Il convient ensuite de rappeler qu’aux termes de l’article 2, point b) de la loi du 18 décembre 2015, la notion de « protection internationale » se définit comme correspondant au statut de réfugié et au statut conféré par la protection subsidiaire et qu’en vertu du point f) du même article, la notion de « réfugié » est définie comme tout ressortissant d’un pays tiers ou apatride qui, parce qu’il craint avec raison d’être persécuté « du fait de sa race, de sa religion, de sa nationalité, de ses opinions politiques ou de son appartenance à un certain groupe social, se trouve hors du pays dont il a la nationalité et qu’il ne peut ou, du fait de cette crainte, ne veut se réclamer de la protection de ce pays », tandis qu’en vertu du point g) du même article, une personne pouvant bénéficier de la protection subsidiaire est définie comme « […] tout ressortissant d’un pays tiers ou tout apatride qui ne peut être considéré comme un réfugié, mais pour lequel il y a des motifs sérieux et avérés de croire que la personne concernée, si elle était renvoyée dans son pays d’origine ou, dans le cas d’un apatride, dans le pays dans lequel il avait sa résidence habituelle, courrait un risque réel de subir les atteintes graves définies à l’article 48, l’article 50, paragraphes (1) et (2), n’étant pas applicable à cette personne, et cette personne ne pouvant pas ou, compte tenu de ce risque, n’étant pas disposée à se prévaloir de la protection de ce pays ».

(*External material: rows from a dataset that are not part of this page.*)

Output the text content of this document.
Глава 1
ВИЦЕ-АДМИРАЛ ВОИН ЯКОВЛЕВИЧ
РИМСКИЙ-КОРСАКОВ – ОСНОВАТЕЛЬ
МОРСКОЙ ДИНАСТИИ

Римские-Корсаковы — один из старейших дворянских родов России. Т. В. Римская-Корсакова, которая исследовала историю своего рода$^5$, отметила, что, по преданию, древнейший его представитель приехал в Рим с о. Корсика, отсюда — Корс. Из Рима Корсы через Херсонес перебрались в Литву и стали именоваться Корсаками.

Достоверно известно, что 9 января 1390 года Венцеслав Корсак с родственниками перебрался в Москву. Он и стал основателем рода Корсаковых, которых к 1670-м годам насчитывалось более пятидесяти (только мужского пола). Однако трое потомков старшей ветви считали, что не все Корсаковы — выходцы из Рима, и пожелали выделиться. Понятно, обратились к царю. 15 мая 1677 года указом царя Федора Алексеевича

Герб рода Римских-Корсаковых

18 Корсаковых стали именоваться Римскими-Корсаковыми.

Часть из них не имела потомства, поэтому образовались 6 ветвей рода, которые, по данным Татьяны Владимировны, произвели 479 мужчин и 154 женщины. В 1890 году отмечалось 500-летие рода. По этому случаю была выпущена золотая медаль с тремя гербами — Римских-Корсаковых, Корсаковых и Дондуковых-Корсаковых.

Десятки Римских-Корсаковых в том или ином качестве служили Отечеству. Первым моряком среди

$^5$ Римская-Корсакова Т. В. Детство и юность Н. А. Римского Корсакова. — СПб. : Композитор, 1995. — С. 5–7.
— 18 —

Force est au tribunal de constater que tant la notion de « réfugié », que celle de « personne pouvant bénéficier de la protection subsidiaire » impliquent nécessairement des persécutions ou des atteintes graves, ou à tout le moins un risque de persécution ou d’atteintes graves dans le pays d’origine.

Par ailleurs, l’article 42 de la loi du 18 décembre 2015 dispose que « (1) Les actes considérés comme une persécution au sens de l’article 1A de la Convention de Genève doivent:

a) être suffisamment graves du fait de leur nature ou de leur caractère répété pour constituer une violation grave des droits fondamentaux de l’homme, en particulier des droits auxquels aucune dérogation n’est possible en vertu de l’article 15, paragraphe 2 de la Convention européenne de sauvegarde des droits de l’homme et des libertés fondamentales;

ou b) être une accumulation de diverses mesures, y compris des violations des droits de l’homme, qui soit suffisamment grave pour affecter un individu d’une manière comparable à ce qui est indiqué au point a). […] ».

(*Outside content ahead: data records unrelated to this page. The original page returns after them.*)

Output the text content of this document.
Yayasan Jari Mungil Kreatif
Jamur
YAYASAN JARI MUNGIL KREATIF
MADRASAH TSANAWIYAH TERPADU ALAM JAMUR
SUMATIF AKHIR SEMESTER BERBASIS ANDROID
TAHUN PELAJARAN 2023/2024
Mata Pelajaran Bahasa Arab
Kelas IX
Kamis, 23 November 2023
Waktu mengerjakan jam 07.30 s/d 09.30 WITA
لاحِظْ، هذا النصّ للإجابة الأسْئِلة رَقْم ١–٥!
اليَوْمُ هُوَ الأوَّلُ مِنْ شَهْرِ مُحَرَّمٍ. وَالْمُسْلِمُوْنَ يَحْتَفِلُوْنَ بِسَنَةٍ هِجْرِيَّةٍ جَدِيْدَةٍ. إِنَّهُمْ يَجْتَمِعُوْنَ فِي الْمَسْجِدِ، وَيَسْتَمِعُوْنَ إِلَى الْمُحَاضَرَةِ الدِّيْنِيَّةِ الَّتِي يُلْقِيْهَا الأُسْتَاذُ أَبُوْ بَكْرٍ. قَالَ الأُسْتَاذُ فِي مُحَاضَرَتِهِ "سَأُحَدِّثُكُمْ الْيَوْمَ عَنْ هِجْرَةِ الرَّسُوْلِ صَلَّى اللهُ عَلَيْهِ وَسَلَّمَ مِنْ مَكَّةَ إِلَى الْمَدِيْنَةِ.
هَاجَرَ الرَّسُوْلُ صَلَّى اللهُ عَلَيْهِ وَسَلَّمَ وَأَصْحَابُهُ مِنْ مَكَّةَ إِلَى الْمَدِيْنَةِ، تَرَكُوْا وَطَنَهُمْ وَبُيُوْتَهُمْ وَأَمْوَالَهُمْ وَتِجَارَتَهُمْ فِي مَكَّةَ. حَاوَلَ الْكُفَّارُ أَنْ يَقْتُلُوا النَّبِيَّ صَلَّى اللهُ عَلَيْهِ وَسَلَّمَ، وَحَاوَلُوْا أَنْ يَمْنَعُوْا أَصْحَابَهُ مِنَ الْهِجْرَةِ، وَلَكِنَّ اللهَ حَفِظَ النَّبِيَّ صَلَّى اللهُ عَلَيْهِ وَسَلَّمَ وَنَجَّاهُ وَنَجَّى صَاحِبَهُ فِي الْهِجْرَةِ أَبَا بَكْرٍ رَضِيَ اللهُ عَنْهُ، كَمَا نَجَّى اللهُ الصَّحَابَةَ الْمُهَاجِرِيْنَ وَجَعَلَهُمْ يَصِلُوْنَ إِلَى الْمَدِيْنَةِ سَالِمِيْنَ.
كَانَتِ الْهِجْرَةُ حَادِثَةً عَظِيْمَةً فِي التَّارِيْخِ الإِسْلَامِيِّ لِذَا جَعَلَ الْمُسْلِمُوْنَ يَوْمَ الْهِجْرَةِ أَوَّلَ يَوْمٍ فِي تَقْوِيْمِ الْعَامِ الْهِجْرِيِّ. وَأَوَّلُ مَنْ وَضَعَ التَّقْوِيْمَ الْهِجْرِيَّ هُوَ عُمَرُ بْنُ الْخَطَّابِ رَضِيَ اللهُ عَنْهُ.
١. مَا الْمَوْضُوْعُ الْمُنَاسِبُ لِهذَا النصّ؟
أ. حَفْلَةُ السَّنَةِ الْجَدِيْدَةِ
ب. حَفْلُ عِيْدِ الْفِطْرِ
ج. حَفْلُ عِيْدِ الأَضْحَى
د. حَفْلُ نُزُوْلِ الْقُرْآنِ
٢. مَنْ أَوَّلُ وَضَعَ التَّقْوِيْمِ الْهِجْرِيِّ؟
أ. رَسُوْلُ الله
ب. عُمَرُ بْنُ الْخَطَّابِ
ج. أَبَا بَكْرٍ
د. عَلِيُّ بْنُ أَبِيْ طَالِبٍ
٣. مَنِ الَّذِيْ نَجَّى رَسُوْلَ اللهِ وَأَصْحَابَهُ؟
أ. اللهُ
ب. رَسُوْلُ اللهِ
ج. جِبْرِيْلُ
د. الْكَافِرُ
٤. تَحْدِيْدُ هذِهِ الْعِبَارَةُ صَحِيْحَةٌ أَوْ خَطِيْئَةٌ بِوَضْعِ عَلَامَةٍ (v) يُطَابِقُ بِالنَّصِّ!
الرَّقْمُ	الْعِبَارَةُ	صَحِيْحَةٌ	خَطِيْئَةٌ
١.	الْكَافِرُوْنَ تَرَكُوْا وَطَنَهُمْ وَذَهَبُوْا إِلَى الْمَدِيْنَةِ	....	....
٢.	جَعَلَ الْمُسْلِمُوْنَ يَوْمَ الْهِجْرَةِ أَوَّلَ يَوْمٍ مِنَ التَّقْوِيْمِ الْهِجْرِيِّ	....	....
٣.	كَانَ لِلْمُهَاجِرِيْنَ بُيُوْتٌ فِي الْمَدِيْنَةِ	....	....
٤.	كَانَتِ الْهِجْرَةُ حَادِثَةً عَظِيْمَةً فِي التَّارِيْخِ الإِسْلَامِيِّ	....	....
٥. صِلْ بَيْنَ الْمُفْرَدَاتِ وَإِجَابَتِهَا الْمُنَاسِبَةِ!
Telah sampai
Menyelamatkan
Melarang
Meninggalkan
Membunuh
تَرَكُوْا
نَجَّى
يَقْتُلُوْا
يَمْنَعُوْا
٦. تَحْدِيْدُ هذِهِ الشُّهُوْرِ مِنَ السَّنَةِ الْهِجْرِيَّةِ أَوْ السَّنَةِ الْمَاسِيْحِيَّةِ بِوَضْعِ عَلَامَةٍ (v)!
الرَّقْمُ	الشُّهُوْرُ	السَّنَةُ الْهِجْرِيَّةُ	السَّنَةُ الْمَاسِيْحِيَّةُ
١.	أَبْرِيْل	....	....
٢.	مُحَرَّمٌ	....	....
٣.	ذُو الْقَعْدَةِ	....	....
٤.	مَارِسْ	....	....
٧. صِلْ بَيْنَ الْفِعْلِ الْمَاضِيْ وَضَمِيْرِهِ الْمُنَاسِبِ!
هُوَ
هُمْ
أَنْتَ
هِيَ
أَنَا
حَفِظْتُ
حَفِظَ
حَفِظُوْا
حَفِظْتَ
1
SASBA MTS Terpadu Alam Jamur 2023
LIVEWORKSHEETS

Quant aux atteintes graves, l’article 48 de la loi du 18 décembre 2015 les définit comme :

« a) la peine de mort ou l’exécution ; ou b) la torture ou des traitements ou sanctions inhumains ou dégradants infligés à un demandeur dans son pays d’origine ; ou c) des menaces graves et individuelles contre la vie ou la personne d’un civil en raison d’une violence aveugle en cas de conflit armé interne ou international ».

Dans les deux hypothèses, les faits dénoncés doivent être perpétrés par un acteur de persécutions ou d’atteintes graves, au sens de l’article 39 de la loi du 18 décembre 2015, lesquels peuvent être :

« a) l’Etat;

b) des partis ou organisations qui contrôlent l’Etat ou une partie importante du territoire de celui-ci;

c) des acteurs non étatiques, s’il peut être démontré que les acteurs visés aux points a) et b), y compris les organisations internationales, ne peuvent pas ou ne veulent pas accorder une protection contre les persécutions ou les atteintes graves. ».

Aux termes de l’article 40 de la loi du 18 décembre 2015 : « (1) La protection contre les persécutions ou les atteintes graves ne peut être accordée que par:

a) l’Etat, ou b) des partis ou organisations, y compris des organisations internationales, qui contrôlent l’Etat ou une partie importante du territoire de celui-ci, pour autant qu’ils soient disposés à offrir une protection au sens du paragraphe (2) et en mesure de le faire.

(2) La protection contre les persécutions ou les atteintes graves doit être effective et non temporaire. Une telle protection est généralement accordée lorsque les acteurs visés au paragraphe (1) points a) et b) prennent des mesures raisonnables pour empêcher la persécution ou des atteintes graves, entre autres lorsqu’ils disposent d’un système judiciaire effectif permettant de déceler, de poursuivre et de sanctionner les actes constituant une persécution ou une atteinte grave, et lorsque le demandeur a accès à cette protection. […] ».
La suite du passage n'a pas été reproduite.